On 2019/02/24, Roman Catholics who attended the Mass for Seventh Sunday of Ordinary Time (Cycle C) heard St Paul telling the Corinthians:
It is written, `The first man, Adam, became a living being,’ the last Adam a life-giving spirit. But the spiritual was not first: rather the natural and then the spiritual. The first man was from the earth, earthly, the second man, from heaven. [The entire reading is 1 Corinthians 15:45-49.]
Let me put this in terms compatible with our current empirical and verifiable knowledge about human beings:
The man who is natural is the human animal who evolved from an ancestor common to humans and chimpanzees.
The man who is spiritual has developed a sense of wonder and a higher level of capacity for abstract reasoning. He has looked into the sky and has wondered if there is some meaning behind all of this confusion. He has detected the presence of some divine force though he misinterprets it as forces of multiple spirits, some of them more mortal than immortal. At some point, men at this level of evolution gathered into communities increasingly complex over time, communities which gathered and which stayed together to engage in the collective worship of moral gods. (See Is Modern Atheism a Result of High Loads of Genetic Mutations?.) Eventually, some such men began, and still begin, to worship the one true God. Eventually, the Son of God came to teach men a little about the internal life of this one true God, an internal life of interaction between Father and Son and Holy Spirit. He offered a share of this life to those who wished to be His friends.
The meaning of St Paul’s analysis is retained as it is re-interpreted in terms of what we now know about God’s acts-of-being, His acts of Creation and His acts of sustaining, acts described better by Einstein and Darwin than by those who saw the Almighty as a magician.
It’s time for us to move on and, in acknowledgment of God as Creator of this evolutionary and developmental world, to realize that the Church Fathers were wrong, though their error was understandable: we need to confess we are conceived and are born as human animals (human natures in some philosophical and theological terms) and are raised by God to the status of His friends, as we play our role by properly responding to the Almighty or, at least, to His Creation.

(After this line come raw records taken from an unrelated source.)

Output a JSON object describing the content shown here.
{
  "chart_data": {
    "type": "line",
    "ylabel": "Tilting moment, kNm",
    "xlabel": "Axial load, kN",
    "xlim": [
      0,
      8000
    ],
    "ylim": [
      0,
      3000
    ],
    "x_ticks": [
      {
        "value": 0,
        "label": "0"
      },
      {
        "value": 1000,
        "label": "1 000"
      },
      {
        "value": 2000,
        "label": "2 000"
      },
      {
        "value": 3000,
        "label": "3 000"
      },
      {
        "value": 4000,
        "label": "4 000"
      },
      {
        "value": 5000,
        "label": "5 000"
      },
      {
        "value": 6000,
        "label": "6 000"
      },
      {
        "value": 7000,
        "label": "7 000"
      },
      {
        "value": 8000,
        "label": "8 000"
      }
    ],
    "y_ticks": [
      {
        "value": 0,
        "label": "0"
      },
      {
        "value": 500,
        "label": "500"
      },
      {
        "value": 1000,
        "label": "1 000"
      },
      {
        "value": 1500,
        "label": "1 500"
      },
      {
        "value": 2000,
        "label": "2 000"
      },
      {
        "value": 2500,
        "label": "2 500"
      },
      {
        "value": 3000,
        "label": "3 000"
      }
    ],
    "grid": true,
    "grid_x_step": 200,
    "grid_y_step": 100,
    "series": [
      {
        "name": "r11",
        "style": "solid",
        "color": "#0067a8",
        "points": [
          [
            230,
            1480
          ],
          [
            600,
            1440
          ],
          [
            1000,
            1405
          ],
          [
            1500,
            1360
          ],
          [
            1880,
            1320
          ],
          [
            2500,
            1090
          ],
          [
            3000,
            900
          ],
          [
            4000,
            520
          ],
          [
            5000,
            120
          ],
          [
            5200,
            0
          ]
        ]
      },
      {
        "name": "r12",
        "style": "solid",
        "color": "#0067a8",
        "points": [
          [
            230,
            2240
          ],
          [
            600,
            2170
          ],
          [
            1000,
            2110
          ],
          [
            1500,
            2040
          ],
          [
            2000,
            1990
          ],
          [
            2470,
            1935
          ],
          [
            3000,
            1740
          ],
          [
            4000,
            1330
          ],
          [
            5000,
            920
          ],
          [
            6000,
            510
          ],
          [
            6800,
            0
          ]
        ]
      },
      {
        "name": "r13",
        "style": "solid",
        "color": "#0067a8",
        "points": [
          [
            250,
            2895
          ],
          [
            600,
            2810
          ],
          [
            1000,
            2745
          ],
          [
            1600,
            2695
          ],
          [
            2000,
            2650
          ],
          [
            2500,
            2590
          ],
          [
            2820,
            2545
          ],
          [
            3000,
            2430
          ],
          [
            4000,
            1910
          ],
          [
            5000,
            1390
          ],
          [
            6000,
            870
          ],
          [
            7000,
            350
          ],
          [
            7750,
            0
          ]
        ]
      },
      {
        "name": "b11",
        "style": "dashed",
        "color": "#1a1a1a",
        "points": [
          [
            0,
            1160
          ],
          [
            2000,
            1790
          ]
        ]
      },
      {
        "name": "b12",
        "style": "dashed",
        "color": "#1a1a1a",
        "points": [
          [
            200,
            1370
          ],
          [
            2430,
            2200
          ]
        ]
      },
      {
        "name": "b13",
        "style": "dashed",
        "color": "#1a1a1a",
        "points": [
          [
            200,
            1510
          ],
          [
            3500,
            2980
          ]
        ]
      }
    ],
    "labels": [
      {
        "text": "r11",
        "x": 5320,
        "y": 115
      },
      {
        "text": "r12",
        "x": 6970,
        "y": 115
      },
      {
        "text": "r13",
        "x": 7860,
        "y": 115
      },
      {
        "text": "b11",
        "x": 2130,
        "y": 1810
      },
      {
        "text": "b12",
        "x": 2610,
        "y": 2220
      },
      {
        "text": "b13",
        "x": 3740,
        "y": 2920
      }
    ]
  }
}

The soul isn’t necessary. What’s necessary to me as an individual is for God to choose me as a friend to share the life of His Son, the Lord Jesus Christ, in the world of the resurrected. Arguably, the conjecture of a soul is nothing more than a pagan-like attempt to guarantee our survival into an afterlife (the region of the damned or that of the saved). Wrongful metaphysics and wrongful theological speculation couldn’t see how we could survive without a part of us having continuous existence, though they couldn’t have told anyone what it meant to have such continuity between this part of Creation and the part in which the resurrected share God’s life. God created each of us one time in our mother’s womb and, yet, we continue to exist only because of acts of sustaining us in being, acts-of-being which aren’t so much different from an act of creation from nothingness. Each of us exists as a focus of God’s love. He can direct His love into the world of the resurrected and, then, we exist there as the focus of the same love, the same act-of-being which is us.